同道させていた風の魔術師が、索敵に妙なものが引っかかったという。
「――女性の、歌声?」
耳を澄ませてみたが、何も聞こえてはこなかった。
風使いの魔術師は結界と、周囲の諜報活動に長けている。氷使いのディオールよりも索敵できる範囲は広い。
「……音量を上げて。私たちにも聞こえるように調整を」
魔術の風が短く吹き荒れ、その中にだんだん不思議な物音が混ざり始める。すると確かに、女の声が聞こえてきた。神殿の巫女を彷彿とさせる独唱で、引きつれたような物悲しい声の絞り出し方から、素朴に口ずさんでいるだけのようにも聞こえるが、声の張り上げ方などは、歌の手ほどきを受けたもの特有の歌い方をしている。オペラとも少し違う、詩吟と和音を高度に融合させた、語り聞かせの歌唱法だ。

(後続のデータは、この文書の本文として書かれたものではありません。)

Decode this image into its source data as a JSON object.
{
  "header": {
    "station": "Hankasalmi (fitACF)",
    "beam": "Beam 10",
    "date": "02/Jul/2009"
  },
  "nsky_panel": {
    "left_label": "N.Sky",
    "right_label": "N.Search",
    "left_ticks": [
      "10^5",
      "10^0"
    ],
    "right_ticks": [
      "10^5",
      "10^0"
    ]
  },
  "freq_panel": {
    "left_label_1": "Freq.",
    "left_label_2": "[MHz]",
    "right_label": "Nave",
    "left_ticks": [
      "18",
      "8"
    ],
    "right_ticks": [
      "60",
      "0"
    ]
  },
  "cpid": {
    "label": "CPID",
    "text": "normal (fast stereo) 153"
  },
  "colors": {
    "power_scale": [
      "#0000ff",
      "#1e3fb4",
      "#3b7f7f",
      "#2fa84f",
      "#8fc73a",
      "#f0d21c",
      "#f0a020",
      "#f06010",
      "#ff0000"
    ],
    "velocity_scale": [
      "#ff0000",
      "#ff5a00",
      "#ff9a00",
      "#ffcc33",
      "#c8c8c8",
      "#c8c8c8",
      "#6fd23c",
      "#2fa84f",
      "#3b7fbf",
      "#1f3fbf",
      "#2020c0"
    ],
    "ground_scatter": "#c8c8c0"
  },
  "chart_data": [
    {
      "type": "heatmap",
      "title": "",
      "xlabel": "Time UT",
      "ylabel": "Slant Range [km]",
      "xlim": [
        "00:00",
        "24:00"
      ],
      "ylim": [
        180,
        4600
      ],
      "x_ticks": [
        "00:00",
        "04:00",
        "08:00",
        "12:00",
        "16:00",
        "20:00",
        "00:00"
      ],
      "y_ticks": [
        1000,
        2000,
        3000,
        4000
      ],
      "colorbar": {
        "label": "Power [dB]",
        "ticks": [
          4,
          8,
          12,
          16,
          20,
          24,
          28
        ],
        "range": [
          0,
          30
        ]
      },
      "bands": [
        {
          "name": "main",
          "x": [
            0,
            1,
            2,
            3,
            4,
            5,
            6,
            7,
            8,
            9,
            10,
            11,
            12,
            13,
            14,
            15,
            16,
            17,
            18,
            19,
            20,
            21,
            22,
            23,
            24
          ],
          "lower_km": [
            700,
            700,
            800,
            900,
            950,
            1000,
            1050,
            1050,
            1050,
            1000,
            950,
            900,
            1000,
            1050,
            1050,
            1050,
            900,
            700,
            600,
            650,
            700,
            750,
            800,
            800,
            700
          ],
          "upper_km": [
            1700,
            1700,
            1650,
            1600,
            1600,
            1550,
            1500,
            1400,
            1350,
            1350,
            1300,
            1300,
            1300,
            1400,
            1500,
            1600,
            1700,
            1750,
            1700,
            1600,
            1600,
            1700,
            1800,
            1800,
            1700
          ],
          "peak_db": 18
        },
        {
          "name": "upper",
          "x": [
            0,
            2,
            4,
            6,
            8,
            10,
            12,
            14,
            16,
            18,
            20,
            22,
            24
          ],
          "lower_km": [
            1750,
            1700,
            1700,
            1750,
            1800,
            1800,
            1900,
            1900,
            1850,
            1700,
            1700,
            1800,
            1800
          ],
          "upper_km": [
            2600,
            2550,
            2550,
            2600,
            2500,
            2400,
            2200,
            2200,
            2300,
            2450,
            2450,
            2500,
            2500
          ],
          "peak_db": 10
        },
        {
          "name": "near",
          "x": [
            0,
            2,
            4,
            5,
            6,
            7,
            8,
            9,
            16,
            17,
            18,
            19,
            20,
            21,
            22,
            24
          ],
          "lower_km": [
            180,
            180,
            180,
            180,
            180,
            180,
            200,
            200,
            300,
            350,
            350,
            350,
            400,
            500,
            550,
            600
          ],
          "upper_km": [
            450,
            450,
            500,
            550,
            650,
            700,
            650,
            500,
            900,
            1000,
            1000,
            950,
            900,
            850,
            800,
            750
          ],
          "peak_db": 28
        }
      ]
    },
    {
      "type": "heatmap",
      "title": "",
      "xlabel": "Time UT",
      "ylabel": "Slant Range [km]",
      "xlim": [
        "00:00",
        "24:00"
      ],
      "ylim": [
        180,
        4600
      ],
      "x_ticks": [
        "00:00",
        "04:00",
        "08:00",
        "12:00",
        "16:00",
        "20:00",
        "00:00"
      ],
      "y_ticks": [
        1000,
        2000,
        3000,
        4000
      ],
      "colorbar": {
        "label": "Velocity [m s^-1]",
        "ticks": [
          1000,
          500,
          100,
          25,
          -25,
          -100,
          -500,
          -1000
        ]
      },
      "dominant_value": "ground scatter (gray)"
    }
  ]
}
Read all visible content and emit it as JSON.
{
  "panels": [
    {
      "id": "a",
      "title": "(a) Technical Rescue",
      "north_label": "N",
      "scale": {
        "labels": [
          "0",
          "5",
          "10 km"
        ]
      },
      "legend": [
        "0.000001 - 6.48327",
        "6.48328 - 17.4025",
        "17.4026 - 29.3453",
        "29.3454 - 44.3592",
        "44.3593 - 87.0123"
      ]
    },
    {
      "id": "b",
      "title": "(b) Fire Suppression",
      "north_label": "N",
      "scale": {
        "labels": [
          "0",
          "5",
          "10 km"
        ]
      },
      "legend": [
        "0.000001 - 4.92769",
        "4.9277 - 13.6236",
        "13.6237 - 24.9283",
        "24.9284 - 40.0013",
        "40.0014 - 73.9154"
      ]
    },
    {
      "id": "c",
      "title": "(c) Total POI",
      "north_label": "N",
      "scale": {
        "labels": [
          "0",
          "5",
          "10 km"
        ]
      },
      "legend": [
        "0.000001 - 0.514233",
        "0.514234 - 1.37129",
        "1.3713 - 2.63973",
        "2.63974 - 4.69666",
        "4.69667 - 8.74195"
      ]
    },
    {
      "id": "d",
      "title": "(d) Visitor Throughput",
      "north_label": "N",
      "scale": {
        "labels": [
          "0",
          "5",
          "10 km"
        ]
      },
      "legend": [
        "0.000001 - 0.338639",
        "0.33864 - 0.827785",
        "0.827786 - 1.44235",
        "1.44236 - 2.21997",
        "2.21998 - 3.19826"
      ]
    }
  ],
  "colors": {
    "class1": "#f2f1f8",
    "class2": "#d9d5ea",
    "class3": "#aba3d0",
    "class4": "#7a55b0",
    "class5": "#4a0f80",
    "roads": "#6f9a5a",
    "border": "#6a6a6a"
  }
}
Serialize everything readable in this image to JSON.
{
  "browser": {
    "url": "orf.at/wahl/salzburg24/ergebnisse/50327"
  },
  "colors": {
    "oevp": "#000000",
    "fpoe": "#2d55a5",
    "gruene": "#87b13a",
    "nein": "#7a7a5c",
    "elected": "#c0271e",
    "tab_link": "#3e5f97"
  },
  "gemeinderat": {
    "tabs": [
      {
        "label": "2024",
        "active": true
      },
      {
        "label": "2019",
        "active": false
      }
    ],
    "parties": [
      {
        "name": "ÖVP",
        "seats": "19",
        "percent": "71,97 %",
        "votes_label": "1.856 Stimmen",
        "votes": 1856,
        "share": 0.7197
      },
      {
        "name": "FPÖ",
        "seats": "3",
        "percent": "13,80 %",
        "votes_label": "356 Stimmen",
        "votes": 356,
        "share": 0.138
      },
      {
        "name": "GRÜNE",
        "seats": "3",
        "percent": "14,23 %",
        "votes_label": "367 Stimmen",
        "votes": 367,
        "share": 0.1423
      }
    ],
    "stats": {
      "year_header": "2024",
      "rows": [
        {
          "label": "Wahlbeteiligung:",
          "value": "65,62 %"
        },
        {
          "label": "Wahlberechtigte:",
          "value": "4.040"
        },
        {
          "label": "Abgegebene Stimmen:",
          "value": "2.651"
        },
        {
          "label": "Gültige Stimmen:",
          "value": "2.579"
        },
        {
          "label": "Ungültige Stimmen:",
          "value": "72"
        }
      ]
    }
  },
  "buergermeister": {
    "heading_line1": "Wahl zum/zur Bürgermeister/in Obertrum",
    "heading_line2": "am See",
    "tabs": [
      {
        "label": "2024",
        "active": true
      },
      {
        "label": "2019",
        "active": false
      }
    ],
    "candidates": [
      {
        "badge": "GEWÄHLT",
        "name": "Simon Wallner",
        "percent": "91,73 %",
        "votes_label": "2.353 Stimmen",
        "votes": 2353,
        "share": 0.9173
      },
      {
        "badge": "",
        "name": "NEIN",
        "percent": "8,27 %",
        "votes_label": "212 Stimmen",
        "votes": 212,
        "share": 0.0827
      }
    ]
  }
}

式典で巫女の歌を聴く機会が多いアルベルトからしても、その歌はかなりうまかった。広大な夜闇の墓場に吸い込まれることなく、高らかに響き渡る歌声に、しばし聞き惚れる。
「……ドワーフ語?」
自分の耳を疑うようにして、ディオールがぼそりと呟いたのを、アルベルトは聞き逃さなかった。
「分かるの?」
「いえ、何を言っているのかまでは……」
「魔獣ってドワーフ語ができる個体もいるの?」
いるわけはない。魔術師も静かに首を振った。
「しかも、どうやらひとりではないようです」
「コーラスも聞こえるね」
夜の墓場でコーラスつきの歌を披露する女のドワーフの幽霊?
アルベルトはこらえきれなくなって、少し笑ってしまった。
「いやだな。少し面白そうだと思ってしまった」
「様子を見に行きますか?」
「ぜひ行きたいね。君もどう?」
出不精の天才魔術師は若干嫌そうな顔を見せつつも、最終的には頷いた。
「殿下がそう仰るのであれば」
隠れて近づいて、様子を見たら離脱する。これまでにも数え切れないくらいやってきたことだ。アルベルトは幽霊を怖いと思ったことはなかった。まして魔獣など、魔術師の攻撃が通用するのだから、もっと怖くない。王国最強の騎士たちでさえもこうして無様に這いつくばらせているのだ。もはや恐れるものなど何もなかった。